Внутри было темно. Слабый свет пробивался через решетку в конце повозки. Сквозь нее Галуа увидел две темно-зеленые спины и крохотный кусок лошадиного крупа. В длинных боковых стенах на равном расстоянии друг от друга были просверлены четыре отверстия, сантиметров по десять в диаметре. Скамьи вдоль стен клонились сиденьями к центру повозки. Как и все, кого перевозили в «салатной корзинке», Галуа ломал голову: почему скамейки устроены таким фантастическим образом? Ни он, да и никто другой, ответа найти не мог. Может быть, чтобы заключенные были заняты стараниями сохранить равновесие и не могли поболтать друг с другом? И в самом деле: каждый сидел молча, упираясь руками в колени сидящего напротив.

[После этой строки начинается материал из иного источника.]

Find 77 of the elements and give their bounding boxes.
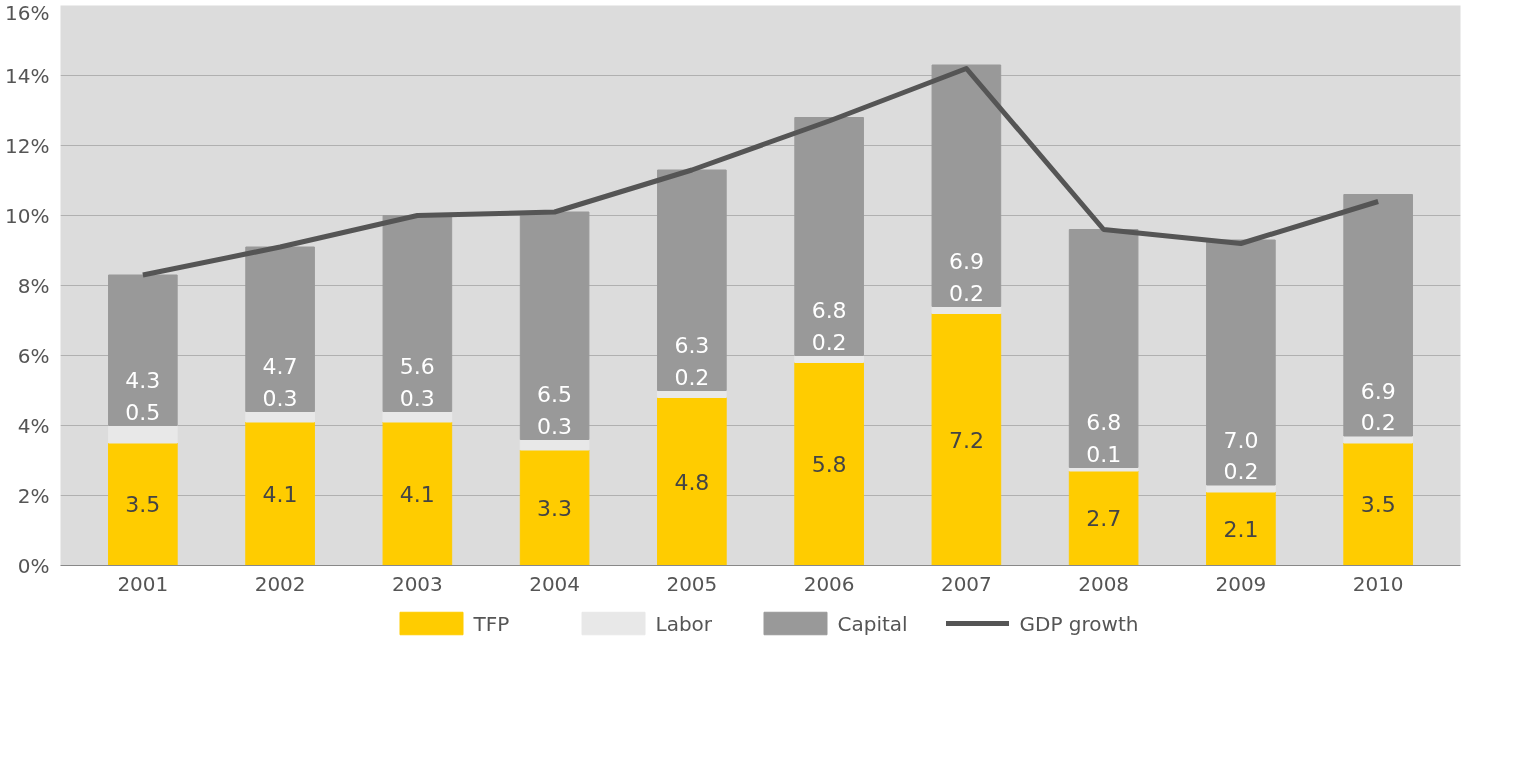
bar (245, 246, 315, 412)
data-label: 6.8 (1086, 410, 1122, 435)
data-label: 2.1 (1223, 516, 1259, 542)
bar (1068, 470, 1139, 566)
data-label: 0.2 (811, 329, 847, 355)
bar (1343, 194, 1413, 437)
y-tick-label: 6% (17, 343, 50, 368)
bar (382, 215, 453, 412)
data-label: 3.5 (125, 492, 161, 518)
data-label: 4.1 (399, 481, 435, 507)
data-label: 3.5 (1360, 492, 1396, 518)
data-label: 7.2 (948, 427, 984, 453)
data-label: 6.8 (811, 298, 847, 323)
data-label: 4.3 (125, 368, 161, 393)
bar (657, 169, 727, 391)
x-tick-label: 2006 (803, 571, 855, 596)
data-label: 0.1 (1086, 441, 1122, 467)
y-tick-label: 14% (5, 63, 50, 88)
data-label: 0.3 (399, 385, 435, 411)
legend-label: Labor (655, 611, 713, 636)
data-label: 7.0 (1223, 427, 1259, 453)
data-label: 0.5 (125, 399, 161, 425)
bar (382, 411, 453, 423)
bar (1206, 491, 1276, 566)
x-tick-label: 2009 (1215, 571, 1267, 596)
x-tick-label: 2004 (529, 571, 581, 596)
y-tick-label: 12% (5, 133, 50, 158)
x-tick-label: 2001 (117, 571, 169, 596)
data-label: 5.8 (811, 452, 847, 477)
data-label: 5.6 (399, 354, 435, 379)
data-label: 6.9 (948, 249, 984, 274)
data-label: 6.9 (1360, 378, 1396, 404)
bar (519, 439, 590, 451)
x-tick-label: 2007 (940, 571, 992, 596)
bar (1206, 239, 1276, 486)
data-label: 0.2 (674, 364, 710, 390)
bar (108, 274, 178, 426)
data-label: 4.8 (674, 469, 710, 495)
bar (1068, 229, 1139, 468)
data-label: 0.3 (262, 385, 298, 411)
x-tick-label: 2010 (1352, 571, 1404, 596)
bar (519, 211, 590, 440)
bar (931, 313, 1002, 566)
y-tick-label: 0% (17, 553, 50, 578)
bar (1343, 442, 1413, 566)
x-tick-label: 2008 (1078, 571, 1130, 596)
data-label: 6.3 (674, 333, 710, 358)
bar (931, 64, 1002, 307)
legend-label: GDP growth (1019, 611, 1139, 636)
bar (108, 425, 178, 444)
data-label: 2.7 (1086, 506, 1122, 532)
x-tick-label: 2003 (391, 571, 443, 596)
bar (794, 117, 864, 356)
y-tick-label: 8% (17, 273, 50, 298)
y-tick-label: 4% (17, 413, 50, 438)
bar (519, 449, 590, 566)
data-label: 4.7 (262, 354, 298, 379)
bar (245, 411, 315, 423)
y-tick-label: 16% (5, 0, 50, 25)
legend-label: TFP (472, 611, 510, 636)
legend-label: Capital (837, 611, 908, 636)
bar (657, 397, 727, 566)
data-label: 0.3 (537, 413, 573, 439)
x-tick-label: 2005 (666, 571, 718, 596)
y-tick-label: 2% (17, 483, 50, 508)
data-label: 3.3 (537, 495, 573, 521)
data-label: 0.2 (1360, 410, 1396, 435)
bar (108, 442, 178, 566)
x-tick-label: 2002 (254, 571, 306, 596)
data-label: 6.5 (537, 382, 573, 407)
data-label: 4.1 (262, 481, 298, 507)
y-tick-label: 10% (5, 203, 50, 228)
bar (794, 362, 864, 566)
data-label: 0.2 (1223, 459, 1259, 484)
data-label: 0.2 (948, 280, 984, 306)
bar (245, 421, 315, 566)
bar (382, 421, 453, 566)
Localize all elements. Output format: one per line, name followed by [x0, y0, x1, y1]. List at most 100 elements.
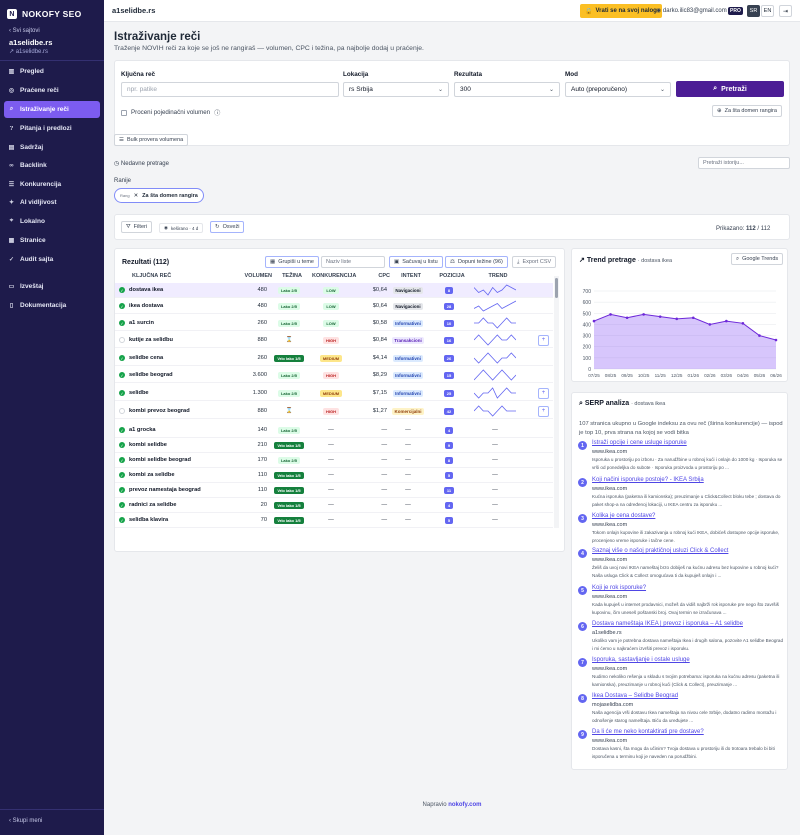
mode-select[interactable]: Auto (preporučeno) ⌄: [565, 82, 671, 97]
table-row[interactable]: ✓ selidbe 1.300 Lako 2/5 MEDIUM $7,15 Informat…: [115, 386, 553, 401]
sidebar-item-ai-vidljivost[interactable]: ✦ AI vidljivost: [4, 194, 100, 211]
table-row[interactable]: ✓ prevoz namestaja beograd 110 Vrlo lako 1/…: [115, 483, 553, 498]
tracked-check-icon[interactable]: ✓: [119, 390, 125, 396]
lang-en-button[interactable]: EN: [761, 5, 774, 17]
history-search-input[interactable]: Pretraži istoriju...: [698, 157, 790, 169]
serp-result-link[interactable]: Isporuka, sastavljanje i ostale usluge: [592, 657, 690, 663]
col-difficulty[interactable]: TEŽINA: [282, 272, 302, 279]
close-icon[interactable]: ✕: [133, 192, 139, 199]
trend-point[interactable]: [708, 323, 712, 326]
table-row[interactable]: ✓ selidbe cena 260 Vrlo lako 1/5 MEDIUM $4,14…: [115, 351, 553, 366]
trend-point[interactable]: [691, 316, 695, 320]
serp-result-link[interactable]: Dostava nameštaja IKEA | prevoz i isporu…: [592, 621, 743, 627]
refresh-button[interactable]: ↻ Osveži: [210, 221, 245, 233]
trend-point[interactable]: [592, 319, 596, 323]
scrollbar-thumb[interactable]: [555, 278, 558, 298]
col-keyword[interactable]: KLJUČNA REČ: [132, 272, 172, 279]
col-competition[interactable]: KONKURENCIJA: [312, 272, 357, 279]
volume-checkbox[interactable]: Proceni pojedinačni volumen ⓘ: [121, 108, 220, 117]
sidebar-item-pregled[interactable]: ▥ Pregled: [4, 63, 100, 80]
save-list-button[interactable]: ▣ Sačuvaj u listu: [389, 256, 443, 268]
trend-point[interactable]: [774, 338, 778, 342]
col-trend[interactable]: TREND: [488, 272, 508, 279]
trend-point[interactable]: [758, 334, 761, 337]
google-trends-button[interactable]: ⌕ Google Trends: [731, 253, 784, 265]
lang-sr-button[interactable]: SR: [747, 5, 760, 17]
serp-result-link[interactable]: Koji načini isporuke postoje? - IKEA Srb…: [592, 477, 704, 483]
untracked-circle-icon[interactable]: [119, 337, 125, 343]
trend-point[interactable]: [625, 316, 629, 320]
filter-button[interactable]: ⛛ Filteri: [121, 221, 153, 233]
serp-result-link[interactable]: Istraži opcije i cene usluge isporuke: [592, 440, 687, 446]
tracked-check-icon[interactable]: ✓: [119, 457, 125, 463]
domain-ranking-button[interactable]: ⊕ Za šta domen rangira: [712, 105, 782, 117]
search-button[interactable]: ⌕ Pretraži: [676, 81, 784, 97]
tracked-check-icon[interactable]: ✓: [119, 303, 125, 309]
serp-result-link[interactable]: Kolika je cena dostave?: [592, 513, 656, 519]
trend-point[interactable]: [741, 322, 745, 325]
trend-point[interactable]: [675, 317, 679, 321]
trend-point[interactable]: [609, 313, 612, 316]
back-to-sites-link[interactable]: ‹ Svi sajtovi: [9, 28, 40, 34]
keyword-input[interactable]: npr. patike: [121, 82, 339, 97]
logout-icon[interactable]: ⇥: [779, 5, 792, 17]
col-intent[interactable]: INTENT: [401, 272, 421, 279]
table-row[interactable]: ✓ dostava ikea 480 Lako 2/5 LOW $0,64 Navigaci…: [115, 283, 553, 298]
tracked-check-icon[interactable]: ✓: [119, 287, 125, 293]
history-pill[interactable]: Rang ✕ Za šta domen rangira: [114, 188, 204, 203]
back-to-account-button[interactable]: 🔒 Vrati se na svoj nalog: [580, 4, 662, 18]
site-url-link[interactable]: ↗ a1selidbe.rs: [9, 49, 49, 55]
logo[interactable]: N NOKOFY SEO: [7, 9, 82, 19]
add-to-tracking-button[interactable]: +: [538, 334, 549, 346]
table-row[interactable]: kutije za selidbu 880 ⌛ HIGH $0,84 Transakcio…: [115, 333, 553, 348]
tracked-check-icon[interactable]: ✓: [119, 502, 125, 508]
table-row[interactable]: ✓ kombi za selidbe 110 Vrlo lako 1/5 — — — 5 —: [115, 468, 553, 483]
tracked-check-icon[interactable]: ✓: [119, 442, 125, 448]
group-topics-button[interactable]: ▦ Grupiši u teme: [265, 256, 319, 268]
col-volume[interactable]: VOLUMEN: [244, 272, 273, 279]
footer-brand-link[interactable]: nokofy.com: [448, 802, 482, 808]
sidebar-item-backlink[interactable]: ∞ Backlink: [4, 157, 100, 174]
table-row[interactable]: ✓ kombi selidbe 210 Vrlo lako 1/5 — — — 9 —: [115, 438, 553, 453]
sidebar-item-audit-sajta[interactable]: ✓ Audit sajta: [4, 251, 100, 268]
sidebar-item-praćene-reči[interactable]: ◎ Praćene reči: [4, 82, 100, 99]
serp-result-link[interactable]: Saznaj više o našoj praktičnoj usluzi Cl…: [592, 548, 729, 554]
table-row[interactable]: ✓ selidba klavira 70 Vrlo lako 1/5 — — — 5 —: [115, 513, 553, 528]
sidebar-item-istraživanje-reči[interactable]: ⌕ Istraživanje reči: [4, 101, 100, 118]
collapse-menu-button[interactable]: ‹ Skupi meni: [9, 818, 43, 824]
serp-result-link[interactable]: Koji je rok isporuke?: [592, 585, 647, 591]
results-select[interactable]: 300 ⌄: [454, 82, 560, 97]
table-scrollbar[interactable]: [554, 276, 559, 528]
table-row[interactable]: ✓ kombi selidbe beograd 170 Lako 2/5 — — — 8 —: [115, 453, 553, 468]
tracked-check-icon[interactable]: ✓: [119, 472, 125, 478]
table-row[interactable]: ✓ selidbe beograd 3.600 Lako 2/5 HIGH $8,29 In…: [115, 368, 553, 383]
serp-result-link[interactable]: Ikea Dostava – Selidbe Beograd: [592, 693, 679, 699]
sidebar-item-pitanja-i-predlozi[interactable]: ? Pitanja i predlozi: [4, 120, 100, 137]
col-position[interactable]: POZICIJA: [439, 272, 465, 279]
sidebar-item-konkurencija[interactable]: ☰ Konkurencija: [4, 176, 100, 193]
table-row[interactable]: kombi prevoz beograd 880 ⌛ HIGH $1,27 Komerci…: [115, 404, 553, 419]
sidebar-item-lokalno[interactable]: ⌖ Lokalno: [4, 213, 100, 230]
sidebar-item-izveštaj[interactable]: ▭ Izveštaj: [4, 278, 100, 295]
col-cpc[interactable]: CPC: [378, 272, 390, 279]
table-row[interactable]: ✓ a1 grocka 140 Lako 2/5 — — — 4 —: [115, 423, 553, 438]
trend-point[interactable]: [725, 319, 728, 323]
tracked-check-icon[interactable]: ✓: [119, 427, 125, 433]
fill-difficulty-button[interactable]: ⚖ Dopuni težine (96): [445, 256, 508, 268]
tracked-check-icon[interactable]: ✓: [119, 517, 125, 523]
sidebar-item-sadržaj[interactable]: ▤ Sadržaj: [4, 139, 100, 156]
list-name-input[interactable]: Naziv liste: [321, 256, 385, 268]
export-csv-button[interactable]: ⤓ Export CSV: [512, 256, 557, 268]
tracked-check-icon[interactable]: ✓: [119, 487, 125, 493]
add-to-tracking-button[interactable]: +: [538, 387, 549, 399]
bulk-volume-button[interactable]: ☰ Bulk provera volumena: [114, 134, 189, 146]
serp-result-link[interactable]: Da li će me neko kontaktirati pre dostav…: [592, 729, 704, 735]
add-to-tracking-button[interactable]: +: [538, 405, 549, 417]
location-select[interactable]: rs Srbija ⌄: [343, 82, 449, 97]
trend-point[interactable]: [642, 313, 645, 316]
trend-point[interactable]: [658, 315, 662, 318]
tracked-check-icon[interactable]: ✓: [119, 372, 125, 378]
table-row[interactable]: ✓ radnici za selidbe 20 Vrlo lako 1/5 — — — 4 —: [115, 498, 553, 513]
tracked-check-icon[interactable]: ✓: [119, 320, 125, 326]
table-row[interactable]: ✓ a1 surcin 260 Lako 2/5 LOW $0,58 Informativn…: [115, 316, 553, 331]
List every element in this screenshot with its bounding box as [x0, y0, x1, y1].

Повозка миновала Луи-ле-Гран. Через маленькие отверстия Эварист разглядел знакомые стены. В первый раз приятно вспомнить Луи-ле-Гран — тихий, навеки канувший в прошлое мирок. Стены, защищавшие его от внешнего мира, более опасного и жестокого, чем все, что могли придумать или представить себе наставники Луи-ле-Гран.

Шум повозки сливался с мелодичным звоном колокольчиков на шеях лошадей. Колокольчики возвещали жителям Парижа, что едут враги государства; экипажи богачей должны уступать им дорогу.

Приехали в Сент-Пелажи. Карета остановилась на улице Пюи-де-Лермит, перед входом в тюрьму. Жандарм и форейтор отворили железную дверь. Другой жандарм, сопровождавший карету верхом, мрачно наблюдал, как высаживаются заключенные. Форейтор, помогавший им спрыгнуть вниз, протянул руку, беззастенчиво выпрашивая мзду за труды. В узких оконцах Сент-Пелажи, выходящих на убогую улочку Пюи-де-Лермит, показались лица, прижавшиеся к железным прутьям.

— Милости просим к домашнему очагу!

— Ура новым патриотам!

Когда новоприбывшие вошли в здание, приветствовать их собрались во дворе старожилы. Галуа встретили радостными криками и грозным движением кулаков, поднятых друг над другом. Заключенные читали и слышали о банкете и теперь просили Эвариста еще и еще раз описать им подробности всего, что произошло в «Ванданж де Бургонь» и на Вандомской площади.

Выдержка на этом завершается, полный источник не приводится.